The downside of Shah’s formulation is that it does not suggest the sort of “personalistic” cosmology we’re used to, particularly in the Judeo-Christian tradition. But it contains an assertion of conscious intelligence in the Cosmos while also matching what we are learning from our astrophysics, thus a “beginning” (the big bang)—which can be read as the disturbance of an order of equilibrium—and the unfolding of that new event in a lawful way that we’re now seeing disclosed in the astrophysical observations of the visible universe.

Conversely, the myth also matches what Bohm hypothesizes, namely that alongside the Implicate and Explicate orders reality also manifests a Conditioned and an Unconditioned order. The latter permits intelligence and consciousness. Our own freedom and consciousness, to be sure, are the only direct observables of that order.
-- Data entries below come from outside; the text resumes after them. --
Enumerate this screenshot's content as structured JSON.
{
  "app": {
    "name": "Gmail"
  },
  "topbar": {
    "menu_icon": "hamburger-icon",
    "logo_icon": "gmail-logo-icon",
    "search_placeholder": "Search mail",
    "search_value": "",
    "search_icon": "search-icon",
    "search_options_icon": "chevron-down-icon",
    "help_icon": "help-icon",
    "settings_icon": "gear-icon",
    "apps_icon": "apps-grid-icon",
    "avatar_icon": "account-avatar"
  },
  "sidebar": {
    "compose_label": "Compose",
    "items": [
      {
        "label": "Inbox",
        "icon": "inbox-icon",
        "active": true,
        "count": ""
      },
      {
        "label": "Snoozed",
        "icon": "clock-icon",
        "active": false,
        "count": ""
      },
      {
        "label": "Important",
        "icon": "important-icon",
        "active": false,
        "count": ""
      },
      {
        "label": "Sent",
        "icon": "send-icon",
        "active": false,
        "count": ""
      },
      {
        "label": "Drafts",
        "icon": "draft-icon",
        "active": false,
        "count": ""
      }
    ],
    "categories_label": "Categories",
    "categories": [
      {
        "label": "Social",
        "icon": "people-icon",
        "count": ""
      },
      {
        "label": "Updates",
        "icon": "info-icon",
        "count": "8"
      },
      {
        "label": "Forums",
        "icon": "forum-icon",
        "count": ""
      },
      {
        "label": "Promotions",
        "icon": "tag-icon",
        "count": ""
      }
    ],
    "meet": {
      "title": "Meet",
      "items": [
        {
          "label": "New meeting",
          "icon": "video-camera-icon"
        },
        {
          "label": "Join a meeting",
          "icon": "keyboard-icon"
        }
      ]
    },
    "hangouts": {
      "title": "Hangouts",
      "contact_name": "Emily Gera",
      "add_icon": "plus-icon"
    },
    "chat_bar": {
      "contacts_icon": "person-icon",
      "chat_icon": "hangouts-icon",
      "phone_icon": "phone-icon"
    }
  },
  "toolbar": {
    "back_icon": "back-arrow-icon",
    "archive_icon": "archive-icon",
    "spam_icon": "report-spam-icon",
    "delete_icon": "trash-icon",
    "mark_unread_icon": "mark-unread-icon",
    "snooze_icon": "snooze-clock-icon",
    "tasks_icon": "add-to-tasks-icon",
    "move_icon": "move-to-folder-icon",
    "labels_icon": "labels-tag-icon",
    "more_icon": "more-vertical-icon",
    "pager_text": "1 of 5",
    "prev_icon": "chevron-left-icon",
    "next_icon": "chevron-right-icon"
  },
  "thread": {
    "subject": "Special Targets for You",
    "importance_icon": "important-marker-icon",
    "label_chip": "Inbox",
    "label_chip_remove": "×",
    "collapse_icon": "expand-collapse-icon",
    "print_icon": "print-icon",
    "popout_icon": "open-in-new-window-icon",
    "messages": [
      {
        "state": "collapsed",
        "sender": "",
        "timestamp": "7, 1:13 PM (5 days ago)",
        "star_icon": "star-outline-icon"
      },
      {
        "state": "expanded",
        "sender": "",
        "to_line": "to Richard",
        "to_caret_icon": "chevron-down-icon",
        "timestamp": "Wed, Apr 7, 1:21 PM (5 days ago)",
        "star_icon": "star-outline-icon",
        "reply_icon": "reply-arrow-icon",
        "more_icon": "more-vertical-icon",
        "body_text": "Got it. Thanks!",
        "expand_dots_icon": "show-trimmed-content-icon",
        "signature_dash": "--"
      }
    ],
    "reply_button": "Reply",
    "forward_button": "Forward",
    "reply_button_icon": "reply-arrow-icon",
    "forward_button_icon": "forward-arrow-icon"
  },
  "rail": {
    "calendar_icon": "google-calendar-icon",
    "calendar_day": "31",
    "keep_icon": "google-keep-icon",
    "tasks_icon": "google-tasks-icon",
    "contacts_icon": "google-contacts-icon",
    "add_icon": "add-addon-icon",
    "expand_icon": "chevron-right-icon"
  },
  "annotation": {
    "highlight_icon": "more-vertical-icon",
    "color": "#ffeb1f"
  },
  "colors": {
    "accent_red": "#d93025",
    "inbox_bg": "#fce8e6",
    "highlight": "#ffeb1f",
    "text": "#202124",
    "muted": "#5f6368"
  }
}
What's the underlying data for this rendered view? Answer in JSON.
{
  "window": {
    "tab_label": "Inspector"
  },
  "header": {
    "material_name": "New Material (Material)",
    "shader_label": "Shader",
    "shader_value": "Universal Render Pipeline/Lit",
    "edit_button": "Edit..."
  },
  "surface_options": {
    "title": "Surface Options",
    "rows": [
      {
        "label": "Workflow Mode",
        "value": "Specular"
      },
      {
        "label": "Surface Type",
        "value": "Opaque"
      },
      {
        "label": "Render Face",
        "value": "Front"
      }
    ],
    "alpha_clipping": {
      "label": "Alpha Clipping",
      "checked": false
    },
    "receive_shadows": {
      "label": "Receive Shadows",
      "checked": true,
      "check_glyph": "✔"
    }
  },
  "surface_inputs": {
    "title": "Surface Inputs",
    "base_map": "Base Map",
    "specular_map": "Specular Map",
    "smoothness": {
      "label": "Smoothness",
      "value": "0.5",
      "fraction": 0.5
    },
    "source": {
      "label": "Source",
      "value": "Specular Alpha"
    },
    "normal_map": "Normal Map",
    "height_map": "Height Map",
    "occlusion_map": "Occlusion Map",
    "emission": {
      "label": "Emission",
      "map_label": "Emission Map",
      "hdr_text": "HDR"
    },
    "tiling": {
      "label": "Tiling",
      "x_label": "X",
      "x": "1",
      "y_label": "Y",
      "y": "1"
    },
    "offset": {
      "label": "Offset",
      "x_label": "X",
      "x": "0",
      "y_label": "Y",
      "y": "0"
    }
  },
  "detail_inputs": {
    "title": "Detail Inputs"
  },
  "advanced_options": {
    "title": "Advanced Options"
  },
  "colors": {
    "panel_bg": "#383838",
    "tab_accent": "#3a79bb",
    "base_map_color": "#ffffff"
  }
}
That in this realm we are most definitely disconnected from an ocean, if you like, of that Unconditioned order, thus from the realms of spirit and higher intelligence, which may well be equivalent to the ocean of the Conditioned, the physical, which now surrounds us, is also evident. And hence the grand thematic I once envisioned (in an unpublished work called What Does Life Want?) namely a return to that earlier unity, seems quite on—because even the universe, thus the visible, unfolded material realm and thus the conditioned order seems also to be striving for a reabsorption.

We can’t get closer than that, I assume.